Несмотря на то что «Воздух» — блокбастер, это фильм с абсолютно узнаваемой германовской интонацией и немного сомнамбулической драматургией. Происходящее похоже на морок, ночной кошмар, но можно ли иначе снимать кино про войну? В картине хватает страшных кадров (летчицы горят, теряют части тела), но все же Герман не превращает ее в чистый хоррор, как немцы в недавней экранизации «На Западном фронте без перемен». В фильме много героев, но режиссер не делает его таким же многофигурным, как, скажем, «Дюнкерк» Кристофера Нолана. В «Воздухе» солирует героиня Талызиной, которая теряет боевых подруг, но находит себя. Астафьев сравнивает летчиц с бабочками: мол, жизнь у них такая же короткая. Вот и Женя порхает словно бабочка, но жалит все-таки как оса — вплоть до обезоруживающего финала, после которого хочется крикнуть на манер «Ворона» Эдгара Аллана По: «Nevermore!»

8
/10
Оценка
Евгения Ткачева

О режиссерском контроле

— Со стороны кажется, что «Воздух» ваш самый масштабный проект. Так ли это?

— Да. Наверное, да.

— Я почему спрашиваю: говорят, что чем масштабнее проект, тем меньше режиссерского контроля. Правда ли это?

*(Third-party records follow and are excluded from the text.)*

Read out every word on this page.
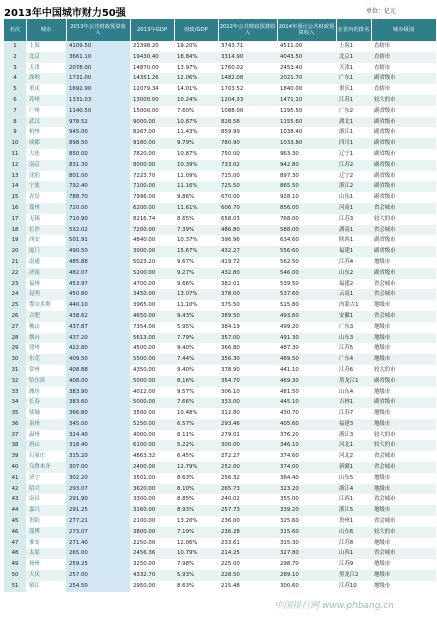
2013年中国城市财力50强	单位：亿元
名次	城市	2013年公共财政预算收入	2013年GDP	财政/GDP	2012年公共财政预算收入	2014年预计公共财政预算收入	在省内的排名	城市级别
1	上海	4109.50	21398.20	19.20%	3743.71	4511.00	上海1	直辖市
2	北京	3661.10	19430.40	18.84%	3314.90	4043.50	北京1	直辖市
3	天津	2078.00	14870.00	13.97%	1760.02	2453.40	天津1	直辖市
4	深圳	1731.00	14351.26	12.06%	1482.08	2021.70	广东1	副省级市
5	重庆	1692.90	12079.34	14.01%	1703.52	1840.00	重庆1	直辖市
6	苏州	1331.03	13000.00	10.24%	1204.33	1471.10	江苏1	较大的市
7	广州	1140.50	15000.00	7.60%	1088.00	1195.50	广东2	副省级市
8	武汉	978.52	9000.00	10.87%	828.58	1155.60	湖北1	副省级市
9	杭州	945.00	8267.00	11.43%	859.99	1038.40	浙江1	副省级市
10	成都	898.50	9180.00	9.79%	780.90	1033.80	四川1	副省级市
11	大连	850.00	7820.00	10.87%	750.00	963.30	辽宁1	副省级市
12	南京	831.30	8000.00	10.39%	733.02	942.80	江苏2	副省级市
13	沈阳	801.00	7223.70	11.09%	715.00	897.30	辽宁2	副省级市
14	宁波	792.40	7100.00	11.16%	725.50	865.50	浙江2	副省级市
15	青岛	788.70	7996.00	9.86%	670.00	928.10	山东1	副省级市
16	郑州	720.00	6200.00	11.61%	606.70	856.00	河南1	省会城市
17	无锡	710.90	8216.74	8.65%	658.03	768.00	江苏3	较大的市
18	长沙	532.02	7200.00	7.39%	486.80	588.00	湖南1	省会城市
19	西安	501.91	4840.00	10.37%	396.96	634.60	陕西1	副省级市
20	厦门	490.50	3000.00	15.67%	432.27	556.60	福建1	副省级市
21	南通	485.88	5023.20	9.67%	419.72	562.50	江苏4	地级市
22	济南	482.07	5200.00	9.27%	432.80	546.00	山东2	副省级市
23	福州	453.97	4700.00	9.66%	382.01	539.50	福建2	省会城市
24	昆明	450.80	3450.00	13.07%	378.00	537.60	云南1	省会城市
25	鄂尔多斯	440.10	3965.00	11.10%	375.50	515.80	内蒙古1	地级市
26	合肥	438.62	4650.00	9.43%	389.50	493.60	安徽1	省会城市
27	佛山	437.87	7354.00	5.95%	384.19	499.20	广东3	地级市
28	烟台	437.20	5613.00	7.79%	357.00	491.30	山东3	地级市
29	徐州	422.80	4500.00	9.40%	366.80	487.30	江苏5	地级市
30	东莞	409.50	5500.00	7.44%	356.30	469.50	广东4	地级市
31	常州	408.88	4350.00	9.40%	378.90	441.10	江苏6	较大的市
32	哈尔滨	408.00	5000.00	8.16%	354.70	469.30	黑龙江1	副省级市
33	潍坊	383.90	4012.00	9.57%	306.10	481.50	山东4	地级市
34	长春	383.60	5000.00	7.66%	333.00	445.10	吉林1	副省级市
35	盐城	366.80	3500.00	10.48%	312.80	430.70	江苏7	地级市
36	泉州	345.00	5250.00	6.57%	293.46	405.60	福建3	地级市
37	温州	324.40	4000.00	8.11%	279.01	376.20	浙江3	较大的市
38	唐山	318.40	6100.00	5.22%	300.00	346.10	河北1	较大的市
39	石家庄	315.20	4863.32	6.45%	272.27	374.60	河北2	省会城市
40	乌鲁木齐	307.00	2400.00	12.79%	252.00	374.00	新疆1	省会城市
41	济宁	302.20	3501.00	8.63%	256.32	364.40	山东5	地级市
42	绍兴	293.07	3620.00	8.10%	265.73	323.20	浙江4	地级市
43	南昌	291.90	3300.00	8.85%	240.02	355.00	江西1	省会城市
44	嘉兴	291.25	3160.00	8.93%	257.73	339.20	浙江5	地级市
45	贵阳	277.21	2100.00	13.20%	236.00	325.60	贵州1	省会城市
46	淄博	273.07	3800.00	7.19%	236.28	315.60	山东6	较大的市
47	淮安	271.40	2250.00	12.06%	233.61	315.30	江苏8	地级市
48	太原	265.00	2456.36	10.79%	214.25	327.80	山西1	省会城市
49	扬州	259.25	3250.00	7.98%	225.00	298.70	江苏9	地级市
50	大庆	257.00	4332.70	5.93%	228.50	289.10	黑龙江2	地级市
51	镇江	254.50	2950.00	8.63%	215.48	300.60	江苏10	地级市
中国排行网 www.phbang.cn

— Мне кажется, это неправда. Если ты опытный режиссер и хочешь сделать хороший фильм, то ты на кончиках пальцев, на уровне ощущений, настроения на съемочной площадке чувствуешь, как что работает и работает ли вообще. Ждет ли тебя фиаско и какие правильные решения надо принимать. Это огромная совокупность факторов. Поэтому даже в Голливуде — далеко не всегда, но тем не менее — чем больше проект, тем тотальнее режиссерский контроль. Я поясню на очень простом примере.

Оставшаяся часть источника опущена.